The minister, Arnaud Montebourg, said he believed Vivendi “preferred” the Numericable proposal over that of Conglomerate Bouygues (BOUY.PA) but said he saw “a number of problems” with that outcome.
He said the government, with its desire to protect jobs, was in favour of reducing the number of players in the market to three, something the Bouygues deal would do but the Numericable one would not.
He also said there was a “fiscal problem” surrounding Numericable in that it had a holding company in Luxembourg and was quoted in Amsterdam while its controlling shareholder, Patrick Drahi through his group Altice ATCE.AS, was a Swiss resident who keeps his holding in Guernsey.
“There is also a competition problem,” he added, speaking on a French radio station. “Numericable has a cable monopoly in France”.
Vivendi said: “the board will meet today and will decide”.
For Vivendi, having two bidders for SFR is a surprising twist in a saga that began in spring 2012, when veteran chairman Jean-Rene Fourtou declared there would be “no taboo” in re-examining the 160-year-old group’s unwieldy holdings that ranged from video games to broadband in Brazil.
Fourtou became convinced that Vivendi should exit telecoms, to focus more on its media businesses, after seeing the damage wrought by a price war in France touched off by low-cost player Iliad (ILD.PA).
Once the group’s cash cow, SFR began to drag down Vivendi’s results and core operating profit halved from 2011 levels to 1.07 billion euros at the end of 2013.
To revamp Vivendi, Fourtou in July 2013 sold the profitable and growing video game unit Activision Blizzard to pay down debt, and in November he sold Maroc Telecom (IAM.CS), raising in total roughly 10.4 billion euros for both.
The stage was set to split off SFR into a separate company by July, but now that option looks less likely with Numericable and Bouygues swooping in with bids.
Bouygues, which is now third place in French mobile, wants to buy SFR to shore up its telecom business, which has been hit hard by the arrival of Iliad’s Free Mobile service.
For Numericable, now primarily a seller of television and broadband, a tie-up with SFR would allow it to become a major player in mobile and grab a large network of stores and sales staff.
Vivendi’s board will debate the merits of both bids, as well as the spin off option, and may make a decision by the day’s end to open exclusive negotiations with Bouygues or Numericable.

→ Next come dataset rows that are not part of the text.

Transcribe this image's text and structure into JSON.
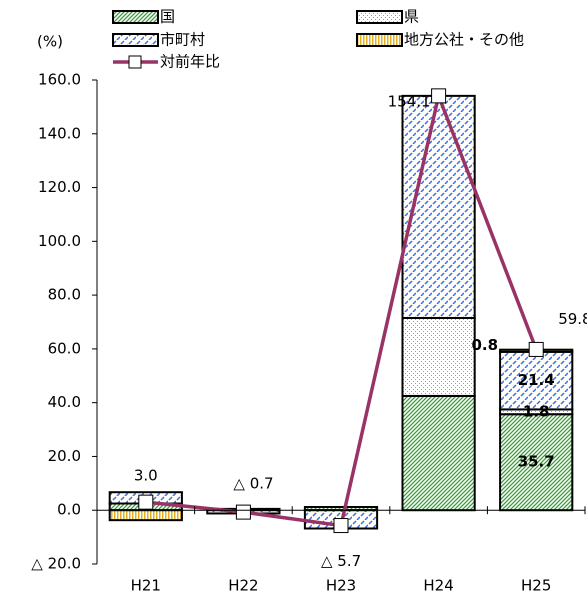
{
  "chart_data": {
    "type": "bar",
    "stacked": true,
    "unit_label": "(%)",
    "categories": [
      "H21",
      "H22",
      "H23",
      "H24",
      "H25"
    ],
    "ylim": [
      -20,
      160
    ],
    "yticks": [
      {
        "value": -20,
        "label": "△ 20.0"
      },
      {
        "value": 0,
        "label": "0.0"
      },
      {
        "value": 20,
        "label": "20.0"
      },
      {
        "value": 40,
        "label": "40.0"
      },
      {
        "value": 60,
        "label": "60.0"
      },
      {
        "value": 80,
        "label": "80.0"
      },
      {
        "value": 100,
        "label": "100.0"
      },
      {
        "value": 120,
        "label": "120.0"
      },
      {
        "value": 140,
        "label": "140.0"
      },
      {
        "value": 160,
        "label": "160.0"
      }
    ],
    "grid": false,
    "series": [
      {
        "name": "国",
        "color": "#3a9a3a",
        "pattern": "hatch",
        "values": [
          2.5,
          0.5,
          1.2,
          42.5,
          35.7
        ]
      },
      {
        "name": "県",
        "color": "#e08080",
        "pattern": "dots",
        "values": [
          0,
          0,
          0,
          29,
          1.8
        ]
      },
      {
        "name": "市町村",
        "color": "#3f6fd0",
        "pattern": "dash",
        "values": [
          4.2,
          -1.2,
          -6.8,
          82.6,
          21.4
        ]
      },
      {
        "name": "地方公社・その他",
        "color": "#e0b020",
        "pattern": "vstripe",
        "values": [
          -3.7,
          0,
          0,
          0,
          0.8
        ]
      },
      {
        "name": "対前年比",
        "type": "line",
        "color": "#993366",
        "values": [
          3.0,
          -0.7,
          -5.7,
          154.1,
          59.8
        ],
        "value_labels": [
          "3.0",
          "△ 0.7",
          "△ 5.7",
          "154.1",
          "59.8"
        ]
      }
    ]
  }
}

Alternatively, the board, which also includes vice-chairman and second-largest shareholder Vincent Bollore, could choose to take more time to weigh its options.
Lastly, Vivendi could shelve the two bids and pursue the spin off, although in that case it would pass up the billions in cash that the two bidders are offering.
Bouygues has offered Vivendi 11.3 billion euros ($15.7 billion) in cash and a 43 percent stake in the combined entity, which would be spun off and listen on the stock market if regulatory approval was secured.
A combined Bouygues-SFR would be France’s biggest mobile carrier with 32 million customers and 42 percent market share compared with 35 percent for current leader Orange (ORAN.PA).
Numericable on March 5 bid 10.9 billion euros in cash and a 32 percent stake in the new company. Three people close to the situation, but without direct knowledge of the Numericable bid, said on Thursday that the company had raised the cash portion of its bid by as much as 850 million euros.